I received a lovely basket of goodies from my circle of friends at work and I've just had so much fun opening all the gifts. It's so nice to have such wonderful friends that know me so well -- there were quilt kits, fat-quarters, quilting magazines, gardening magazines, a tote bag to carry my knitting, angels, garden thingies , seeds, sudoku puzzle book, an electronic sudoku game and all kinds of things to pass the time while doing chemo along with another tote bag to carry my stuff in. (Yes, Meggie, I'm "doing " Chemo!!! LOL!) And, how could I forget ..... lots of chocolate. Chocolate just feeds the soul and makes everything better! If any of you are reading this, thanks Garden Buds!


I'll be taking my teddy bear with me next time, since I was the youngest person in one of the chemo chairs.


My friend that gave me the quilt kits is challenging me to see who can finish their kit first. Won't she be surprised if I have mine finished before going back to work on Monday????? If I keep up this pace, I may just meet that challenge. Or, do I sound like an over-achiever???

We are in the midst of a heat wave here, the 4th straight day in the 90's, so my time outside has been limited to early morning or early evening. I'm afraid that if I melt, I would be a puddle of chemicals.

Thanks again for all of your good wishes and prayers, they must be helping, because I'm feeling good. My granddaughter called me the other night and we had quite the chat (girl talk) and she had me laughing and giggling. It was better medicine than anything in those pill bottles.

Wednesday, August 01, 2007

I'm a Chemo Clubber

Today, August 1st, was the day I was dreading. Belonging to the Chemo Club was not a club that I wanted to join. But, now that it is a memory, it doesn't seem so quite so bad.

The hardest part of all of this was trying to navigate the pole on my trip to the restroom. The wheels did not want to move in sync, so I had to pull, push, drag it. I told my son that I always wanted to try pole dancing, but he closed his eyes and told me "Too Much Information, Mom".

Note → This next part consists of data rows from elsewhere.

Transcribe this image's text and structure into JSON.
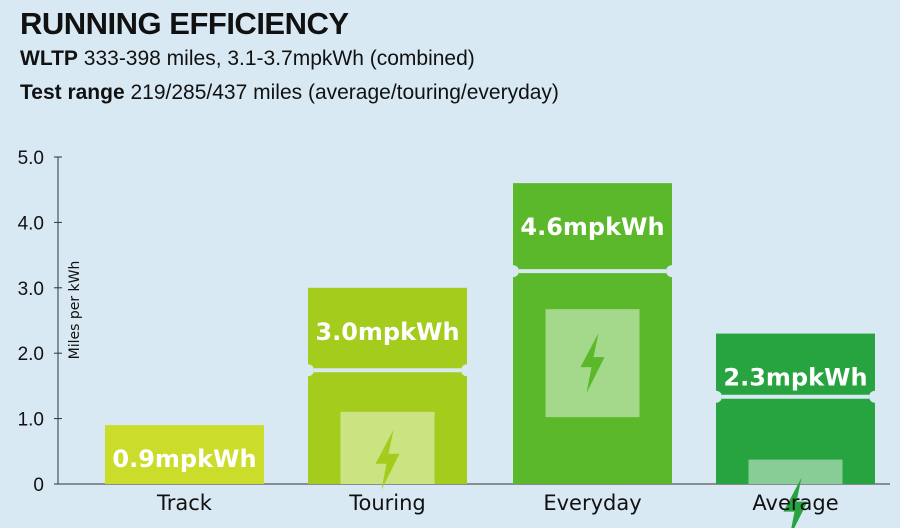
{
  "header": {
    "title": "RUNNING EFFICIENCY",
    "line1_label": "WLTP",
    "line1_text": "333-398 miles, 3.1-3.7mpkWh (combined)",
    "line2_label": "Test range",
    "line2_text": "219/285/437 miles (average/touring/everyday)"
  },
  "chart_data": {
    "type": "bar",
    "title": "RUNNING EFFICIENCY",
    "ylabel": "Miles per kWh",
    "xlabel": "",
    "ylim": [
      0,
      5.0
    ],
    "yticks": [
      "0",
      "1.0",
      "2.0",
      "3.0",
      "4.0",
      "5.0"
    ],
    "grid": false,
    "categories": [
      "Track",
      "Touring",
      "Everyday",
      "Average"
    ],
    "values": [
      0.9,
      3.0,
      4.6,
      2.3
    ],
    "data_labels": [
      "0.9mpkWh",
      "3.0mpkWh",
      "4.6mpkWh",
      "2.3mpkWh"
    ],
    "colors": [
      "#cbdc2a",
      "#a3cc1d",
      "#5ab82a",
      "#27a340"
    ],
    "icon": "lightning-bolt-icon"
  }
}
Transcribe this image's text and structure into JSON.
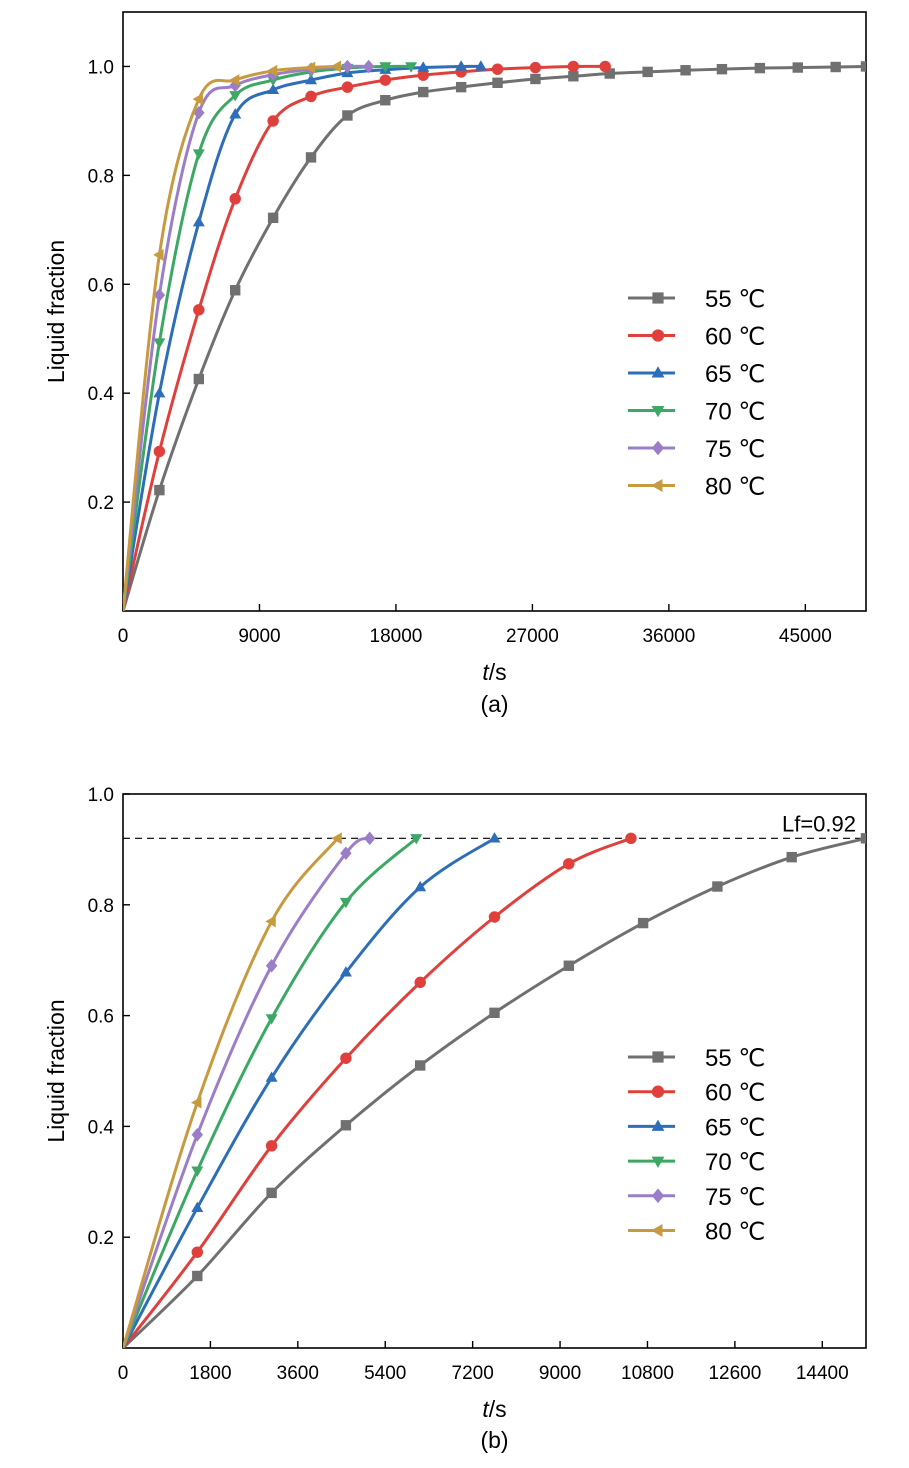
{
  "figure": {
    "unit_symbol": "℃"
  },
  "chart_data": [
    {
      "type": "line",
      "panel_label": "(a)",
      "xlabel_italic": "t",
      "xlabel_unit": "/s",
      "ylabel": "Liquid  fraction",
      "xlim": [
        0,
        49000
      ],
      "ylim": [
        0,
        1.1
      ],
      "xticks": [
        0,
        9000,
        18000,
        27000,
        36000,
        45000
      ],
      "yticks": [
        0.2,
        0.4,
        0.6,
        0.8,
        1.0
      ],
      "ytick_labels": [
        "0.2",
        "0.4",
        "0.6",
        "0.8",
        "1.0"
      ],
      "legend_position": "center-right",
      "series": [
        {
          "name": "55",
          "color": "#707070",
          "marker": "square",
          "x": [
            0,
            2400,
            5000,
            7400,
            9900,
            12400,
            14800,
            17300,
            19800,
            22300,
            24700,
            27200,
            29700,
            32100,
            34600,
            37100,
            39500,
            42000,
            44500,
            47000,
            49000
          ],
          "y": [
            0,
            0.222,
            0.426,
            0.589,
            0.722,
            0.833,
            0.91,
            0.938,
            0.953,
            0.962,
            0.97,
            0.977,
            0.982,
            0.987,
            0.99,
            0.993,
            0.995,
            0.997,
            0.998,
            0.999,
            1.0
          ]
        },
        {
          "name": "60",
          "color": "#e0403c",
          "marker": "circle",
          "x": [
            0,
            2400,
            5000,
            7400,
            9900,
            12400,
            14800,
            17300,
            19800,
            22300,
            24700,
            27200,
            29700,
            31800
          ],
          "y": [
            0,
            0.293,
            0.553,
            0.757,
            0.9,
            0.945,
            0.962,
            0.975,
            0.984,
            0.99,
            0.995,
            0.998,
            1.0,
            1.0
          ]
        },
        {
          "name": "65",
          "color": "#2e6eb8",
          "marker": "triangle-up",
          "x": [
            0,
            2400,
            5000,
            7400,
            9900,
            12400,
            14800,
            17300,
            19800,
            22300,
            23600
          ],
          "y": [
            0,
            0.4,
            0.714,
            0.912,
            0.957,
            0.975,
            0.988,
            0.994,
            0.998,
            1.0,
            1.0
          ]
        },
        {
          "name": "70",
          "color": "#3ca864",
          "marker": "triangle-down",
          "x": [
            0,
            2400,
            5000,
            7400,
            9900,
            12400,
            14800,
            17300,
            19000
          ],
          "y": [
            0,
            0.493,
            0.84,
            0.947,
            0.975,
            0.99,
            0.997,
            1.0,
            1.0
          ]
        },
        {
          "name": "75",
          "color": "#9b7ec8",
          "marker": "diamond",
          "x": [
            0,
            2400,
            5000,
            7400,
            9900,
            12400,
            14800,
            16200
          ],
          "y": [
            0,
            0.58,
            0.915,
            0.965,
            0.985,
            0.995,
            1.0,
            1.0
          ]
        },
        {
          "name": "80",
          "color": "#c89a40",
          "marker": "triangle-left",
          "x": [
            0,
            2400,
            5000,
            7400,
            9900,
            12400,
            14100
          ],
          "y": [
            0,
            0.654,
            0.94,
            0.975,
            0.992,
            0.998,
            1.0
          ]
        }
      ]
    },
    {
      "type": "line",
      "panel_label": "(b)",
      "xlabel_italic": "t",
      "xlabel_unit": "/s",
      "ylabel": "Liquid  fraction",
      "xlim": [
        0,
        15300
      ],
      "ylim": [
        0,
        1.0
      ],
      "xticks": [
        0,
        1800,
        3600,
        5400,
        7200,
        9000,
        10800,
        12600,
        14400
      ],
      "yticks": [
        0.2,
        0.4,
        0.6,
        0.8,
        1.0
      ],
      "ytick_labels": [
        "0.2",
        "0.4",
        "0.6",
        "0.8",
        "1.0"
      ],
      "legend_position": "center-right",
      "reference_line": {
        "y": 0.92,
        "label": "Lf=0.92",
        "style": "dashed"
      },
      "series": [
        {
          "name": "55",
          "color": "#707070",
          "marker": "square",
          "x": [
            0,
            1530,
            3060,
            4590,
            6120,
            7650,
            9180,
            10710,
            12240,
            13770,
            15300
          ],
          "y": [
            0,
            0.13,
            0.28,
            0.402,
            0.51,
            0.605,
            0.69,
            0.767,
            0.833,
            0.886,
            0.92
          ]
        },
        {
          "name": "60",
          "color": "#e0403c",
          "marker": "circle",
          "x": [
            0,
            1530,
            3060,
            4590,
            6120,
            7650,
            9180,
            10460
          ],
          "y": [
            0,
            0.173,
            0.365,
            0.523,
            0.66,
            0.778,
            0.874,
            0.92
          ]
        },
        {
          "name": "65",
          "color": "#2e6eb8",
          "marker": "triangle-up",
          "x": [
            0,
            1530,
            3060,
            4590,
            6120,
            7650
          ],
          "y": [
            0,
            0.253,
            0.488,
            0.678,
            0.832,
            0.92
          ]
        },
        {
          "name": "70",
          "color": "#3ca864",
          "marker": "triangle-down",
          "x": [
            0,
            1530,
            3060,
            4590,
            6040
          ],
          "y": [
            0,
            0.32,
            0.595,
            0.805,
            0.92
          ]
        },
        {
          "name": "75",
          "color": "#9b7ec8",
          "marker": "diamond",
          "x": [
            0,
            1530,
            3060,
            4590,
            5080
          ],
          "y": [
            0,
            0.385,
            0.69,
            0.893,
            0.92
          ]
        },
        {
          "name": "80",
          "color": "#c89a40",
          "marker": "triangle-left",
          "x": [
            0,
            1530,
            3060,
            4420
          ],
          "y": [
            0,
            0.443,
            0.77,
            0.92
          ]
        }
      ]
    }
  ]
}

One "Cootie Killing" treatment down [Thanks, ChickenLady (Cindy), this phrase makes me laugh] and 5 more to go. I only had a slight reaction to the meds, so they stopped for about 20 minutes and then resumed. I was done in 4.5 hours - rather than the 6-8 hours that they planned. Do you think I was an over-achiever? I guess I must have had a little more chutzpah than I thought. My son stayed with me and words cannot express how grateful that I am. I knew I had to stay strong because he doesn't think his Mom has a weak bone in her body (what did I ingrain in his head?) I don't think my right leg knew that, because I could have tapped out any song that you wanted to hear.

Mrs. Staggs had asked me what she thought Dr. FAH's nickname for me was. I've decided that it was "Evil Spawn". This also makes me laugh uncontrollably. Hey, the Evil Spawn couldn't possible be a coward, right?

When it was time to leave, boy, did I walk out of there feeling like a "Space Cadet". Between the prednisone High and the anti-nausea/benadryl LOW, I felt like I was stuck somewhere in the middle, just watching the world revolve from somewhere in outer space.

I had printed out all of my good thoughts, wishes, prayers and hugs and it was like you were all there with me - my chemo buddies.

Since I'm off for the next few days, I plan to spend some quality quilting time in my sewing room.

And, in case you were wondering, Dr. Bailey has not left my side. At least he has a good bedside manner and lots of dog-breath kisses.